Des Naughton, Managing Director, Next Generation Products BAT
Des was appointed Managing Director, Next Generation Products, in March 2013. He joined the Management Board as Director, Eastern Europe, in September 2010 before being appointed Group Operations Director in June 2011. Des was previously Regional Head of Marketing, Africa and Middle East. Since joining the company in 1995, he has held a number of general management and marketing roles across the world including Global Brand Director for Dunhill and General Manager, South Korea.
Kingsley Wheaton, Director, Corporate and Regulatory Affairs BAT
Kingsley became Director, Corporate and Regulatory Affairs in June 2012. He joined the Group in 1996 and has held a number of roles in Marketing. He was Marketing Director in Nigeria and Russia, before becoming General Manager in Russia, one of the Group’s most significant businesses. He was then the Global Brand Director responsible for Kent and Vogue before taking his place on the Management Board in January 2012 as Deputy Corporate and Regulatory Affairs Director.
Philippe Zell, Director of Sales and Marketing, Nicoventures
Philippe is Nicoventures’ Director of Sales and Marketing.
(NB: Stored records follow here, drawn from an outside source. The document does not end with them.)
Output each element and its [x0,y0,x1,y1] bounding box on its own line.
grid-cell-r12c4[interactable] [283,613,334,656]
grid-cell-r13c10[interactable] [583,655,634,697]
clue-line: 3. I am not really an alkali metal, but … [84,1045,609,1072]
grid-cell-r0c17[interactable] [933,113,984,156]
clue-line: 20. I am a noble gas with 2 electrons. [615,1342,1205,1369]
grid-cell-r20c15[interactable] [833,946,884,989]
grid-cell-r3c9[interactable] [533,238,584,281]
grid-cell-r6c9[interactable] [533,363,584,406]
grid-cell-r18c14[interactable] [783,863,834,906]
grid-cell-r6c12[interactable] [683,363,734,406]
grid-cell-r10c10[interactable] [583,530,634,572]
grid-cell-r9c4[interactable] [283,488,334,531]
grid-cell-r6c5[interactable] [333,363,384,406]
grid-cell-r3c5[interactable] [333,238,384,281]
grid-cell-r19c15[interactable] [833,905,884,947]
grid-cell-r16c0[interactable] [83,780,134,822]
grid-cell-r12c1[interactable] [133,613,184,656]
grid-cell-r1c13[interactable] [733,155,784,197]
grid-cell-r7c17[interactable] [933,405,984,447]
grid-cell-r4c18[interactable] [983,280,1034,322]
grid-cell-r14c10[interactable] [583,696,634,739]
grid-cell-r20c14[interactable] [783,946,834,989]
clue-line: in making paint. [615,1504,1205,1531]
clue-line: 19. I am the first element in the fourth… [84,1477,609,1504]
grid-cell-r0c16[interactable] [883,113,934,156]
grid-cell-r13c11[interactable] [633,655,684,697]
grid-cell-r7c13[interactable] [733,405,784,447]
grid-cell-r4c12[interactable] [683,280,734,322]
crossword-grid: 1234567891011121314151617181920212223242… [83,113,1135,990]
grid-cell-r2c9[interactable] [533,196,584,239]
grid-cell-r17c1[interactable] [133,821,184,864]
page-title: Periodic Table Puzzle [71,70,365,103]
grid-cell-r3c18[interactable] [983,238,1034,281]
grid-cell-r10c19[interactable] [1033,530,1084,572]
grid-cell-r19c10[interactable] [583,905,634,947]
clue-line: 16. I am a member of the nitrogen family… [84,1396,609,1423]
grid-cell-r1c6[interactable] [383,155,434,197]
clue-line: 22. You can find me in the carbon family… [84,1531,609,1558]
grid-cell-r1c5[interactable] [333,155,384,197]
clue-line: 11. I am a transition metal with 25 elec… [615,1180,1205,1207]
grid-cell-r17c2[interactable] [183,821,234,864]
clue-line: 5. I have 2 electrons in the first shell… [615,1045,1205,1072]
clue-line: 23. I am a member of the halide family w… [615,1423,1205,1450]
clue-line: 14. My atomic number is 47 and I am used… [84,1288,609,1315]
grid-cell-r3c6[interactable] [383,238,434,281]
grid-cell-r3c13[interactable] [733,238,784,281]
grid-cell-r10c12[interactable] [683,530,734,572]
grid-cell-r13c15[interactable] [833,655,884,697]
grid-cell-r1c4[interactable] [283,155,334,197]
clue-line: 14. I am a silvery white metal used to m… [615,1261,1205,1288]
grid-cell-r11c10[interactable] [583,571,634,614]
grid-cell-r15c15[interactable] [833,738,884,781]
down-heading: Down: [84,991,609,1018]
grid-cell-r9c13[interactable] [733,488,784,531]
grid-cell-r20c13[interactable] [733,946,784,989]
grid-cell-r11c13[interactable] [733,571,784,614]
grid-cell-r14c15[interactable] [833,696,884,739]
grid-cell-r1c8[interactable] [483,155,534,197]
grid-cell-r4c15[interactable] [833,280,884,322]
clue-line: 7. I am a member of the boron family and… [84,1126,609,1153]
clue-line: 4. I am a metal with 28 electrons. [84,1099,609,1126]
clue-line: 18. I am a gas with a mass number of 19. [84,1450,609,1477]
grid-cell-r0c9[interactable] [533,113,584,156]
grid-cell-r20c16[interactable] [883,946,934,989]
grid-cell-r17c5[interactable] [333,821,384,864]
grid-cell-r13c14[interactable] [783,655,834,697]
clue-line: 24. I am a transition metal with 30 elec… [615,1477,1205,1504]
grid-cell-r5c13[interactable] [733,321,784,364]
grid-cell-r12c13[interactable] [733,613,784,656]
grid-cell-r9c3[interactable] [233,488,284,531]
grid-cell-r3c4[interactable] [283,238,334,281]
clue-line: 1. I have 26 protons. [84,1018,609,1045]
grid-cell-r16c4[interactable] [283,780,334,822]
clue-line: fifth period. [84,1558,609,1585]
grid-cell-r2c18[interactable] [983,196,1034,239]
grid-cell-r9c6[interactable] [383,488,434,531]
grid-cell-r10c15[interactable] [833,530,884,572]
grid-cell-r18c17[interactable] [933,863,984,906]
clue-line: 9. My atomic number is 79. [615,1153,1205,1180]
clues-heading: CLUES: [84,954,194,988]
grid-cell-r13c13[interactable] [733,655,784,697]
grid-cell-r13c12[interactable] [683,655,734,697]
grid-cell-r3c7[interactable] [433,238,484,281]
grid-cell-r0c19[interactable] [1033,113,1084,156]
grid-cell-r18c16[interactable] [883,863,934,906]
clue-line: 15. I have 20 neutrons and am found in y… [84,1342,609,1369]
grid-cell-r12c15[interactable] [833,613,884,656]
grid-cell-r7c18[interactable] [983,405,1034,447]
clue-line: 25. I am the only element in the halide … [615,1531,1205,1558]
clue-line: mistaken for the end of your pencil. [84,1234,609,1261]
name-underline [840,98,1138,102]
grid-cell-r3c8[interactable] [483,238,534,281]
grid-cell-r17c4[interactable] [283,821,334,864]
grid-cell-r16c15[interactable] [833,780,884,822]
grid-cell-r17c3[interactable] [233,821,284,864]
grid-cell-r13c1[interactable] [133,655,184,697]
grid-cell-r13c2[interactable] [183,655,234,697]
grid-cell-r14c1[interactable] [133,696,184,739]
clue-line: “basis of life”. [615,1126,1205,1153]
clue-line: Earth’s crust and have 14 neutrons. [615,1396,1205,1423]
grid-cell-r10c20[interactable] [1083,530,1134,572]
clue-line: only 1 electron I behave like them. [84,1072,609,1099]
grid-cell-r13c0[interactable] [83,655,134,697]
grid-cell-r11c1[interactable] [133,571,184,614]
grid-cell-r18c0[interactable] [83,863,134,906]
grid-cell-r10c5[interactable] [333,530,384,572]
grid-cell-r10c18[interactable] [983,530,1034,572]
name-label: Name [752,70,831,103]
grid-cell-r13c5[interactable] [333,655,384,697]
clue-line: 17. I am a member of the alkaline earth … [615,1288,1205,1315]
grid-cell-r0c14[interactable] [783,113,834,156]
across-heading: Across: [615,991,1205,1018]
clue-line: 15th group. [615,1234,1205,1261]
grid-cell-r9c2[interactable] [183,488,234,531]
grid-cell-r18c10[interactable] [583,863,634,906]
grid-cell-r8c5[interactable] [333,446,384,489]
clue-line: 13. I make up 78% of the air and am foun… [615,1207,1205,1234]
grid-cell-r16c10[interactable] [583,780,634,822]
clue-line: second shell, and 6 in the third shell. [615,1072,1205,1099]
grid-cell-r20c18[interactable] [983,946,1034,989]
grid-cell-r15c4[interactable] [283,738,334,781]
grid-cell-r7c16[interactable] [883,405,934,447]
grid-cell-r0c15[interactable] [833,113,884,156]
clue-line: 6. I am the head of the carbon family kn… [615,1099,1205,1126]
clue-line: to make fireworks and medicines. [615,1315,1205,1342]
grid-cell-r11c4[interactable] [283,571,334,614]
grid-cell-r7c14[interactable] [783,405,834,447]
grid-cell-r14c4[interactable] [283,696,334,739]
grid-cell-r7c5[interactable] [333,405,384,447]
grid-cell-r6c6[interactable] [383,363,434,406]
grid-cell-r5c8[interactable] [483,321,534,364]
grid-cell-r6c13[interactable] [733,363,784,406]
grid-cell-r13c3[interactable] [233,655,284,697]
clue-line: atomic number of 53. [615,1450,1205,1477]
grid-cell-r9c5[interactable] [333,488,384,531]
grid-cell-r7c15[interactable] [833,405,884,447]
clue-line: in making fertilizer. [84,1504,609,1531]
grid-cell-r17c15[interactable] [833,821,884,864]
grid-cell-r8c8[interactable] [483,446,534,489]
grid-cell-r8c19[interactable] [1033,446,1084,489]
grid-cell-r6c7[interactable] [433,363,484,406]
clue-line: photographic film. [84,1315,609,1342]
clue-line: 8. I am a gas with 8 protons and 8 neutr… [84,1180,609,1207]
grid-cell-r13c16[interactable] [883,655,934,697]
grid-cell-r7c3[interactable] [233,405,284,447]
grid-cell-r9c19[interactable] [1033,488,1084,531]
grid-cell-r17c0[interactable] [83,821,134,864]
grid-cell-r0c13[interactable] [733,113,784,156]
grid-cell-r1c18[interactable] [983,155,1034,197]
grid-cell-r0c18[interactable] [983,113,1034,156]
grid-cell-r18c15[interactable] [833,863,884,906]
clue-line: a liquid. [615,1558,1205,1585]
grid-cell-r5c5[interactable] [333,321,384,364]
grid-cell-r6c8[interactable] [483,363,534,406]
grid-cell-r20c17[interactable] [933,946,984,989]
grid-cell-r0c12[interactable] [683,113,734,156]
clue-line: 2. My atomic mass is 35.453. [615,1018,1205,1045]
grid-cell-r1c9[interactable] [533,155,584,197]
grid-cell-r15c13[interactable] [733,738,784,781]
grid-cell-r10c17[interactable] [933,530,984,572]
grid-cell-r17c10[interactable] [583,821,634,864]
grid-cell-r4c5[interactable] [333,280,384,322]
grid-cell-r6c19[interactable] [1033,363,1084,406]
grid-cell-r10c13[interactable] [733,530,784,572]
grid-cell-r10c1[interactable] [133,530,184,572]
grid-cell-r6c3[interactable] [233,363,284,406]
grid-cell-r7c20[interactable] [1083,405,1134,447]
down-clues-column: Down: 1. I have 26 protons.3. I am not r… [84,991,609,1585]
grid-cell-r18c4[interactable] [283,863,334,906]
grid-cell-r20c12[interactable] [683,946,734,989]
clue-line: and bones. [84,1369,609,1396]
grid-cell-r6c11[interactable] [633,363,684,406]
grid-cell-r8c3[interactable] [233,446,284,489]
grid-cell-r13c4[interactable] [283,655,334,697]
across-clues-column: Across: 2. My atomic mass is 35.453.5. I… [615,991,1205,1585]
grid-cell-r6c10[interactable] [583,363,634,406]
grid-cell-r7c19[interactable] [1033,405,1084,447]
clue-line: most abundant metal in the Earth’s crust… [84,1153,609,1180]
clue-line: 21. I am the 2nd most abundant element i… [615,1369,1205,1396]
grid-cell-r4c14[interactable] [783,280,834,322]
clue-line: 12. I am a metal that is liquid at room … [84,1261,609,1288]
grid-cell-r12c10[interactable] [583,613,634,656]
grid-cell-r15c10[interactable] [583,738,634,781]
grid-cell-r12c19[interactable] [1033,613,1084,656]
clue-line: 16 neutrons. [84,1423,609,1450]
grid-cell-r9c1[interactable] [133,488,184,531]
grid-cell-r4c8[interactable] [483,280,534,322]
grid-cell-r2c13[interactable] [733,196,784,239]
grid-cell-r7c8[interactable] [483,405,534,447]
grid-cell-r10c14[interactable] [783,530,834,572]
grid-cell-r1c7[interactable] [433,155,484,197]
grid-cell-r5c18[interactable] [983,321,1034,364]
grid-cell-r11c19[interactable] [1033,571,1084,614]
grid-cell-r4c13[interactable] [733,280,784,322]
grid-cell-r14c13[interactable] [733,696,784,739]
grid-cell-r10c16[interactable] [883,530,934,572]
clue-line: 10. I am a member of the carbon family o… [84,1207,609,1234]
He was previously the Global Chief Marketing Officer of Novartis Consumer Health. Philippe joined Novartis in 2001 from Procter & Gamble, where he was the European Marketing Director for the snack food division. Before that, he progressed through a number of marketing and sales positions in Switzerland, Hong Kong and Israel. Philippe earned a master’s degree in Chemical Engineering from the Swiss Federal Institute of Technology and completed a Management Training Program at Harvard Business School.
Nigel Hardy, Head of UK and Ireland, Nicoventures
Nigel is Nicoventures Head of UK and Ireland. He was previously the Sales Director for CN Creative and Nicoventures. Nigel joined Nicoventures from AB WorldFoods, where he was also the Sales Director. He has previous experience in Tobacco gained in JTI where he was a Trading Director for more than 5 years. He is an expert in FMCG with an experience from Tesco and Marks and Spencer where he was responsible for operations in Spain. Nigel holds IEP diploma from INSEAD.